En Russie, personne n'a oublié comment les autorités ukrainiennes, après un coup d'État en 2014, ont lancé une opération militaire contre plusieurs millions de résidents russophones des LPR et DPR autoproclamés.
RESPONSE
De multiples narrations pro-Kremlin récurrentes sur l'état ukrainien, les manifestations du Euromaidan et la guerre en Ukraine
dépeignent l'Ukraine comme un état sous contrôle extérieur et accusent l'Ukraine d'avoir lancé une guerre contre la LPR et la DPR.Il n'y a pas eu de coup d'état à Kyiv en 2014 ; c'est une narration de désinformation pro-Kremlin sur le Euromaidan. De plus, l'Ukraine n'est contrôlée ni par les États-Unis, ni par l'UE, ni par aucun autre gouvernement ou organisation étrangère. Tant l'UE que les États-Unis respectent la souveraineté et l'intégrité territoriale de l'Ukraine.

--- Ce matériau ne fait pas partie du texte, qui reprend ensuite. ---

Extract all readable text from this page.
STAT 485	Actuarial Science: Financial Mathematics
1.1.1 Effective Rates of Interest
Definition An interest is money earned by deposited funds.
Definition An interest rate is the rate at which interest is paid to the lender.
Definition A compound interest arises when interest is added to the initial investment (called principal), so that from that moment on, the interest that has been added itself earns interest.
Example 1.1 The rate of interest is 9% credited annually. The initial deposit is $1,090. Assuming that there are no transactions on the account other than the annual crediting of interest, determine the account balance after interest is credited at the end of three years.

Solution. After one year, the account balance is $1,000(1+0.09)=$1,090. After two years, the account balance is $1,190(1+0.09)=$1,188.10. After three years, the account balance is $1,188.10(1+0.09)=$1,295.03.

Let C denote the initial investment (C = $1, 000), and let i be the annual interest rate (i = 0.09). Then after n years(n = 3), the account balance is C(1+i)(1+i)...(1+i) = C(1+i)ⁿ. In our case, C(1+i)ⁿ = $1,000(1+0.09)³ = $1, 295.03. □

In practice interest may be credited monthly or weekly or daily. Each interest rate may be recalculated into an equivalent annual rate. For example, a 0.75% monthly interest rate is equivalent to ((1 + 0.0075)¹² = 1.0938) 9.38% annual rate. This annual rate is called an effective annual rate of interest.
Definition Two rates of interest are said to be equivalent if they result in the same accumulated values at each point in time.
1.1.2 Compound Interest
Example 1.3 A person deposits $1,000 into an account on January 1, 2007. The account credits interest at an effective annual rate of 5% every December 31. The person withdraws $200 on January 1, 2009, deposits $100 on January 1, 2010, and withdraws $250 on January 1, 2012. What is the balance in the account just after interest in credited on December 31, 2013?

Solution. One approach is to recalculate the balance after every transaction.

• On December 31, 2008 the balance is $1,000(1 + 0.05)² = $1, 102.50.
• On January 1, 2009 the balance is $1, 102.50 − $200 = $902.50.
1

La guerre en Ukraine n'est pas un conflit civil, où l'Ukraine attaque le Donbass, mais unacte d'agression bien documenté par les forces armées russes, qui dure depuis février 2014. Il existe des preuves irréfutables de l'implication militaire directe de la Russie dans l'Est de l'Ukraine, dans le Donbass. La Russie soutient ses mandataires avec des armes, ses soldats en service actif y servent et ses hauts commandants militaires visitent la zone de guerre pour coordonner les efforts communs avec les séparatistes. L'émission systématique de passeports russes aux citoyens dans les deux entités est maintenant aussi utilisée comme prétexte pour revendiquer le droit d'influer et peut-être d'intervenir militairement. Malgré tout cela, la Russie nie officiellement sa présence militaire dans le Donbass.
Depuis le début du conflit en 2014, la couverture pro-Kremlin de cette question a été caractérisée par l'utilisation libérale du terme "génocide", entendu comme le traitement prétendu des zones séparatistes par le gouvernement ukrainien dans les oblasts de Donetsk et de Louhansk. Les rapports de l'OSCE, du Conseil de l'Europe et de l'ACNUDH n'ont trouvé aucune preuve que la minorité russe dans l'Est de l'Ukraine était à risque de persécution de la part des autorités ukrainiennes. Ce sont des organismes dont la Russie elle-même est membre.